The coal industry was hit again last week, when Peabody Energy officially filed for bankruptcy. Peabody, which was founded in 1883, was the largest private-sector coal company in the world at one point.
Several bankruptcies have come to pass in the coal industry in just the past two years. But one coal company remains in relatively good standing: Alliance Resource Partners (NASDAQ: ARLP). For investors with a high degree of risk tolerance, Alliance might be the only stock worth considering in the entire industry.
Coal Industry on the Brink
The situation unfolding in the coal industry could be best summed up as an unmitigated disaster. Coal companies are going bust at an alarming rate: Peabody Energy is joined by Alpha Natural Resources, Patriot Coal, Walter Energy and Arch Coal in bankruptcy.
These companies were felled by high costs and exorbitant debt loads. It might sound crazy to suggest, but the other coal companies’ pain could be Alliance’s gain. With so many other companies going down, Alliance Resource Partners can scoop up assets on the cheap. For example, last year it acquired 3.7 million tons of Illinois Basin supply from Patriot Coal.

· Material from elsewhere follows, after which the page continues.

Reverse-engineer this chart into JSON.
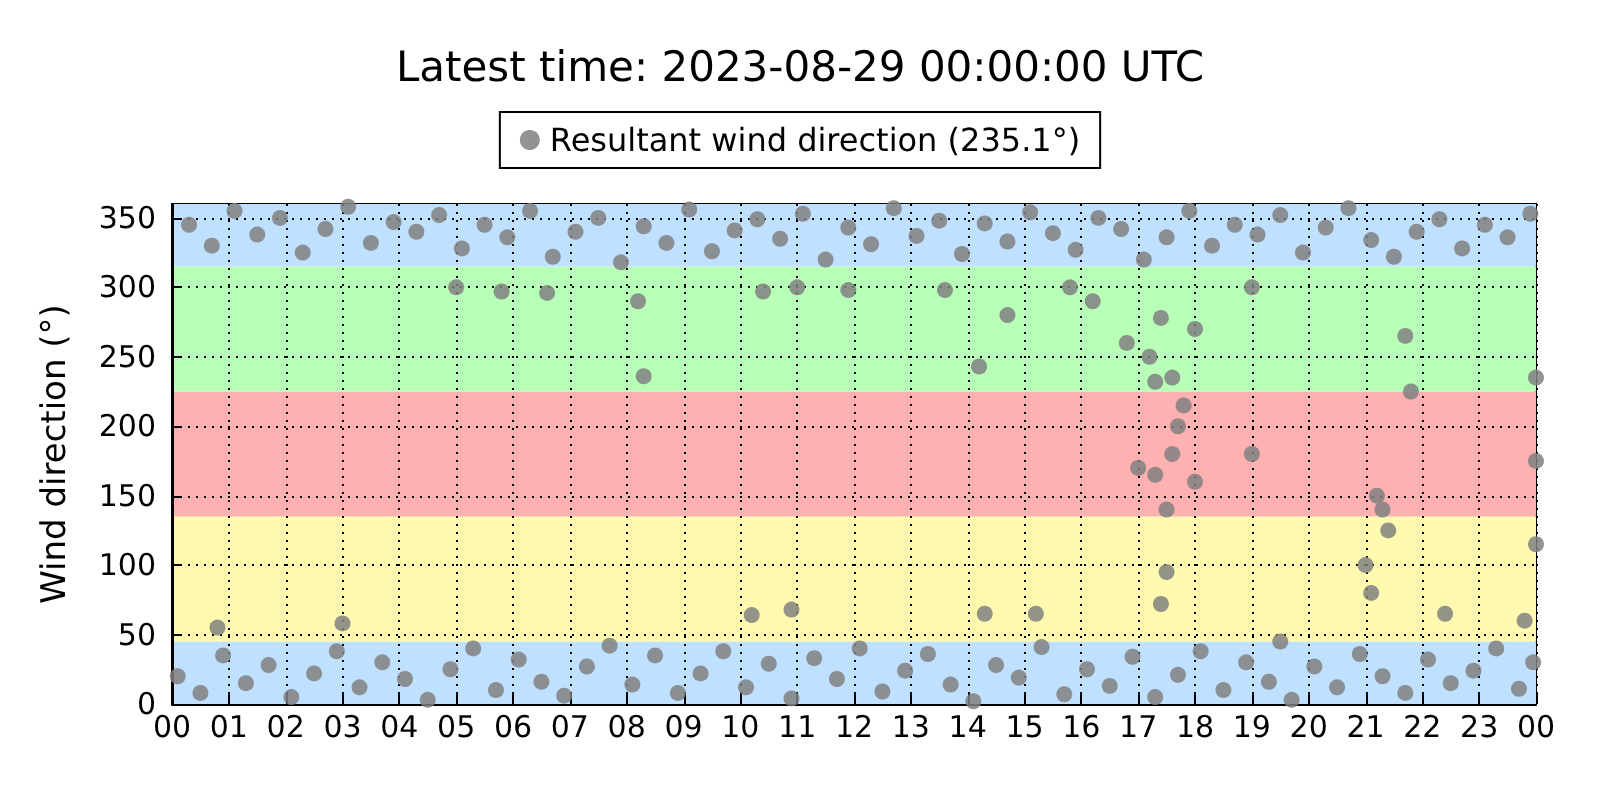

One reason that Alliance has survived thus far is the unique operating advantage of its low-cost structure. Its coal mines are located close to its customers, which helps keep production and transportation costs low. In addition, it focuses on thermal coal from the Illinois Basin, where economics are better than other areas.
As a result, the company has remained profitable. Alliance still earned $306 million in profit last year, despite the broader industry downturn. It realized record volumes of coal produced and sold, which is impressive given what a terrible year it turned out to be for the commodity.
Amazingly, Alliance Resource Partners has not cut or eliminated its distribution to this point. Management kept the dividend unchanged last quarter. Previously, it had increased its distribution for the past 29 quarters in a row. But in light of the industry’s woes, it’s reasonable to wonder if and when the company will be forced to slash its payout.
Since earnings per share were down 55% for 2015, Alliance’s $2.70 per unit distribution was not covered by EPS. This is a troubling sign that the payout is unsustainable. But management often points to distributable cash flow, a non-GAAP equivalent to earnings per share that excludes certain non-cash items. On this basis, Alliance generated a distribution coverage ratio of 1.49, which indicates it generated 49% more distributable cash flow than it paid in partner distributions. That casts its distribution in a much better light.
If Alliance can somehow make it through this crisis without cutting the distribution – however unlikely that may seem – it would be a compelling investment. The $2.70 per unit distribution results in a whopping 18% yield right now.
Such a huge yield is a clear sign that investors don’t want to touch this stock. The units are down 52% in the past year. That speaks to the severity of the current crisis, and the great deal of uncertainty surrounding the coal industry.
The Last Man Standing?
With so many coal companies going bust left and right, it’s reasonable to assume the entire industry is on its way out. This could indeed be the end result, if the trends continue. However, if there are any survivors, Alliance Resource Partners is likely to be among them.
Alliance’s 18% yield could certainly be cut in the near future if the economics in the coal industry continue to deteriorate. The market is clearly not convinced in the company’s future prospects: units trade for just 7 times earnings.
But if the coal industry bottoms and sees any recovery, Alliance could be a deep-value play for contrarian investors.